The explosion at the ExxonMobil refinery in Torrance last February could have been avoided. It was the negligence of administrators who ignored problems that led to the blast. Fortunately, the incident only caused injuries, but the smoke from the accident choked local residents and left the air in the area even more polluted.
Last Thursday state regulators released their findings on the incident, noting 19 workplace health and safety violations. Eighteen were classified as serious since they could have led to a worker’s death. Half a dozen of these serious violations were also considered willful, because the company took no action to remedy known hazardous conditions at the refinery and intentionally failed to comply with state safety standards.

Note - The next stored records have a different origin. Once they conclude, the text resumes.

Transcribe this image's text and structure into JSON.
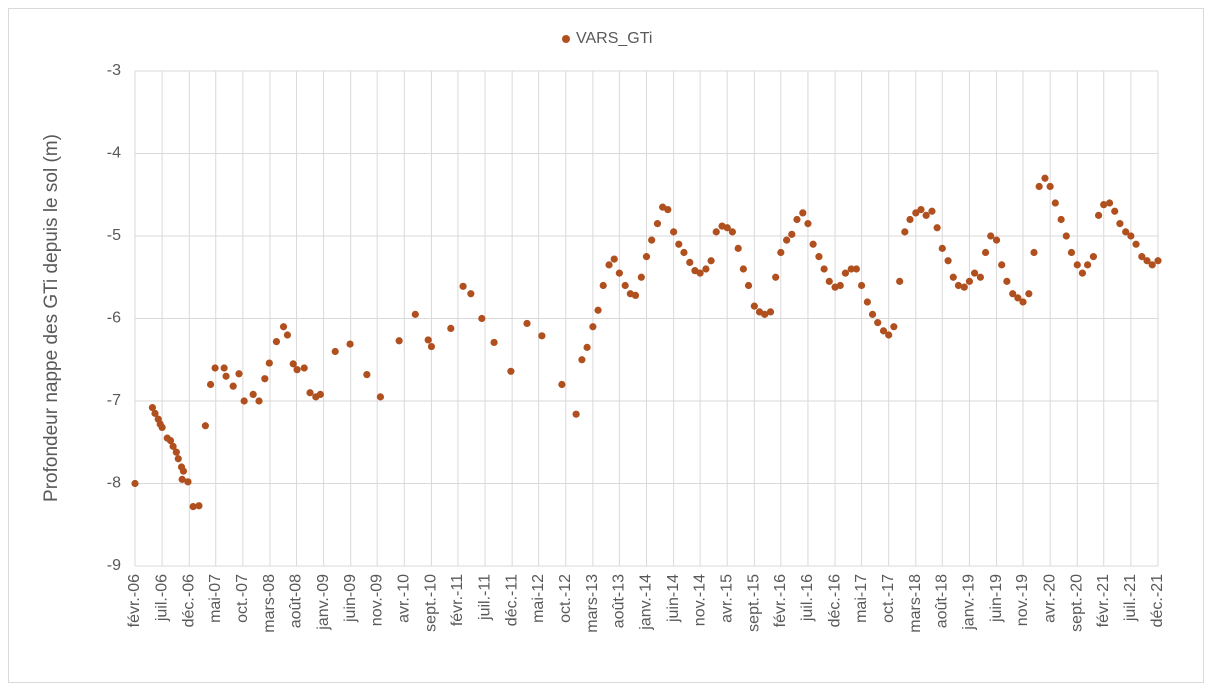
{
  "chart_data": {
    "type": "scatter",
    "y_label": "Profondeur nappe des GTi depuis le sol (m)",
    "legend": "top",
    "grid": true,
    "ylim": [
      -9,
      -3
    ],
    "yticks": [
      -3,
      -4,
      -5,
      -6,
      -7,
      -8,
      -9
    ],
    "xlim": [
      2006.08,
      2021.92
    ],
    "xticks": [
      {
        "value": 2006.08,
        "label": "févr.-06"
      },
      {
        "value": 2006.5,
        "label": "juil.-06"
      },
      {
        "value": 2006.92,
        "label": "déc.-06"
      },
      {
        "value": 2007.33,
        "label": "mai-07"
      },
      {
        "value": 2007.75,
        "label": "oct.-07"
      },
      {
        "value": 2008.17,
        "label": "mars-08"
      },
      {
        "value": 2008.58,
        "label": "août-08"
      },
      {
        "value": 2009.0,
        "label": "janv.-09"
      },
      {
        "value": 2009.42,
        "label": "juin-09"
      },
      {
        "value": 2009.83,
        "label": "nov.-09"
      },
      {
        "value": 2010.25,
        "label": "avr.-10"
      },
      {
        "value": 2010.67,
        "label": "sept.-10"
      },
      {
        "value": 2011.08,
        "label": "févr.-11"
      },
      {
        "value": 2011.5,
        "label": "juil.-11"
      },
      {
        "value": 2011.92,
        "label": "déc.-11"
      },
      {
        "value": 2012.33,
        "label": "mai-12"
      },
      {
        "value": 2012.75,
        "label": "oct.-12"
      },
      {
        "value": 2013.17,
        "label": "mars-13"
      },
      {
        "value": 2013.58,
        "label": "août-13"
      },
      {
        "value": 2014.0,
        "label": "janv.-14"
      },
      {
        "value": 2014.42,
        "label": "juin-14"
      },
      {
        "value": 2014.83,
        "label": "nov.-14"
      },
      {
        "value": 2015.25,
        "label": "avr.-15"
      },
      {
        "value": 2015.67,
        "label": "sept.-15"
      },
      {
        "value": 2016.08,
        "label": "févr.-16"
      },
      {
        "value": 2016.5,
        "label": "juil.-16"
      },
      {
        "value": 2016.92,
        "label": "déc.-16"
      },
      {
        "value": 2017.33,
        "label": "mai-17"
      },
      {
        "value": 2017.75,
        "label": "oct.-17"
      },
      {
        "value": 2018.17,
        "label": "mars-18"
      },
      {
        "value": 2018.58,
        "label": "août-18"
      },
      {
        "value": 2019.0,
        "label": "janv.-19"
      },
      {
        "value": 2019.42,
        "label": "juin-19"
      },
      {
        "value": 2019.83,
        "label": "nov.-19"
      },
      {
        "value": 2020.25,
        "label": "avr.-20"
      },
      {
        "value": 2020.67,
        "label": "sept.-20"
      },
      {
        "value": 2021.08,
        "label": "févr.-21"
      },
      {
        "value": 2021.5,
        "label": "juil.-21"
      },
      {
        "value": 2021.92,
        "label": "déc.-21"
      }
    ],
    "x": [
      2006.08,
      2006.35,
      2006.39,
      2006.44,
      2006.47,
      2006.5,
      2006.58,
      2006.63,
      2006.67,
      2006.72,
      2006.75,
      2006.8,
      2006.81,
      2006.83,
      2006.9,
      2006.98,
      2007.07,
      2007.17,
      2007.25,
      2007.32,
      2007.46,
      2007.49,
      2007.6,
      2007.69,
      2007.77,
      2007.91,
      2008.0,
      2008.09,
      2008.16,
      2008.27,
      2008.38,
      2008.44,
      2008.53,
      2008.59,
      2008.7,
      2008.79,
      2008.88,
      2008.95,
      2009.18,
      2009.41,
      2009.67,
      2009.88,
      2010.17,
      2010.42,
      2010.62,
      2010.67,
      2010.97,
      2011.16,
      2011.28,
      2011.45,
      2011.64,
      2011.9,
      2012.15,
      2012.38,
      2012.69,
      2012.91,
      2013.0,
      2013.08,
      2013.17,
      2013.25,
      2013.33,
      2013.42,
      2013.5,
      2013.58,
      2013.67,
      2013.75,
      2013.83,
      2013.92,
      2014.0,
      2014.08,
      2014.17,
      2014.25,
      2014.33,
      2014.42,
      2014.5,
      2014.58,
      2014.67,
      2014.75,
      2014.83,
      2014.92,
      2015.0,
      2015.08,
      2015.17,
      2015.25,
      2015.33,
      2015.42,
      2015.5,
      2015.58,
      2015.67,
      2015.75,
      2015.83,
      2015.92,
      2016.0,
      2016.08,
      2016.17,
      2016.25,
      2016.33,
      2016.42,
      2016.5,
      2016.58,
      2016.67,
      2016.75,
      2016.83,
      2016.92,
      2017.0,
      2017.08,
      2017.17,
      2017.25,
      2017.33,
      2017.42,
      2017.5,
      2017.58,
      2017.67,
      2017.75,
      2017.83,
      2017.92,
      2018.0,
      2018.08,
      2018.17,
      2018.25,
      2018.33,
      2018.42,
      2018.5,
      2018.58,
      2018.67,
      2018.75,
      2018.83,
      2018.92,
      2019.0,
      2019.08,
      2019.17,
      2019.25,
      2019.33,
      2019.42,
      2019.5,
      2019.58,
      2019.67,
      2019.75,
      2019.83,
      2019.92,
      2020.0,
      2020.08,
      2020.17,
      2020.25,
      2020.33,
      2020.42,
      2020.5,
      2020.58,
      2020.67,
      2020.75,
      2020.83,
      2020.92,
      2021.0,
      2021.08,
      2021.17,
      2021.25,
      2021.33,
      2021.42,
      2021.5,
      2021.58,
      2021.67,
      2021.75,
      2021.83,
      2021.92
    ],
    "series": [
      {
        "name": "VARS_GTi",
        "color": "#b0501f",
        "values": [
          -8.0,
          -7.08,
          -7.15,
          -7.22,
          -7.28,
          -7.32,
          -7.45,
          -7.48,
          -7.55,
          -7.62,
          -7.7,
          -7.8,
          -7.95,
          -7.85,
          -7.98,
          -8.28,
          -8.27,
          -7.3,
          -6.8,
          -6.6,
          -6.6,
          -6.7,
          -6.82,
          -6.67,
          -7.0,
          -6.92,
          -7.0,
          -6.73,
          -6.54,
          -6.28,
          -6.1,
          -6.2,
          -6.55,
          -6.62,
          -6.6,
          -6.9,
          -6.95,
          -6.92,
          -6.4,
          -6.31,
          -6.68,
          -6.95,
          -6.27,
          -5.95,
          -6.26,
          -6.34,
          -6.12,
          -5.61,
          -5.7,
          -6.0,
          -6.29,
          -6.64,
          -6.06,
          -6.21,
          -6.8,
          -7.16,
          -6.5,
          -6.35,
          -6.1,
          -5.9,
          -5.6,
          -5.35,
          -5.28,
          -5.45,
          -5.6,
          -5.7,
          -5.72,
          -5.5,
          -5.25,
          -5.05,
          -4.85,
          -4.65,
          -4.68,
          -4.95,
          -5.1,
          -5.2,
          -5.32,
          -5.42,
          -5.45,
          -5.4,
          -5.3,
          -4.95,
          -4.88,
          -4.9,
          -4.95,
          -5.15,
          -5.4,
          -5.6,
          -5.85,
          -5.92,
          -5.95,
          -5.92,
          -5.5,
          -5.2,
          -5.05,
          -4.98,
          -4.8,
          -4.72,
          -4.85,
          -5.1,
          -5.25,
          -5.4,
          -5.55,
          -5.62,
          -5.6,
          -5.45,
          -5.4,
          -5.4,
          -5.6,
          -5.8,
          -5.95,
          -6.05,
          -6.15,
          -6.2,
          -6.1,
          -5.55,
          -4.95,
          -4.8,
          -4.72,
          -4.68,
          -4.75,
          -4.7,
          -4.9,
          -5.15,
          -5.3,
          -5.5,
          -5.6,
          -5.62,
          -5.55,
          -5.45,
          -5.5,
          -5.2,
          -5.0,
          -5.05,
          -5.35,
          -5.55,
          -5.7,
          -5.75,
          -5.8,
          -5.7,
          -5.2,
          -4.4,
          -4.3,
          -4.4,
          -4.6,
          -4.8,
          -5.0,
          -5.2,
          -5.35,
          -5.45,
          -5.35,
          -5.25,
          -4.75,
          -4.62,
          -4.6,
          -4.7,
          -4.85,
          -4.95,
          -5.0,
          -5.1,
          -5.25,
          -5.3,
          -5.35,
          -5.3
        ]
      }
    ]
  }
}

The report indicates a deliberate decision not to repair a unit that had been working improperly for nine years, according to regulators, making it impossible to measure the pressure in a catalytic cracker unit that ultimately exploded. The incident injured four workers, and hurled debris and contamination into a populated area of Torrance where there are 14 schools.
The fine for such irresponsibility is the ridiculous sum of $566,000, for a corporation that posted profits of $4.9 billion in the first quarter of 2015. This is the maximum fine authorized under law in such cases. Such a low amount represents just another cost of doing business for the oil company—nothing its executives will lose any sleep over.
The problem is the lack of teeth in the sanctions doled out to discourage willful noncompliance with safety standards, such as the absence of active rather than passive monitoring, as is currently the case. In 2007, the authorities discovered the problem that caused the blast in 2015, and just after the incident, they returned to the plant. It is as if the regulators were reappearing to conduct the autopsy, when they had everything they needed to prevent the death.
In Sacramento, the pollution caused by refineries like the one in Torrance is being discussed. Addressing that problem is a good thing, but lawmakers need to reform the regulations governing those plants so they are subject to real oversight, and violations of safety standards receive sanctions that set an example to encourage compliance. That is the least the refinery’s neighbors deserve.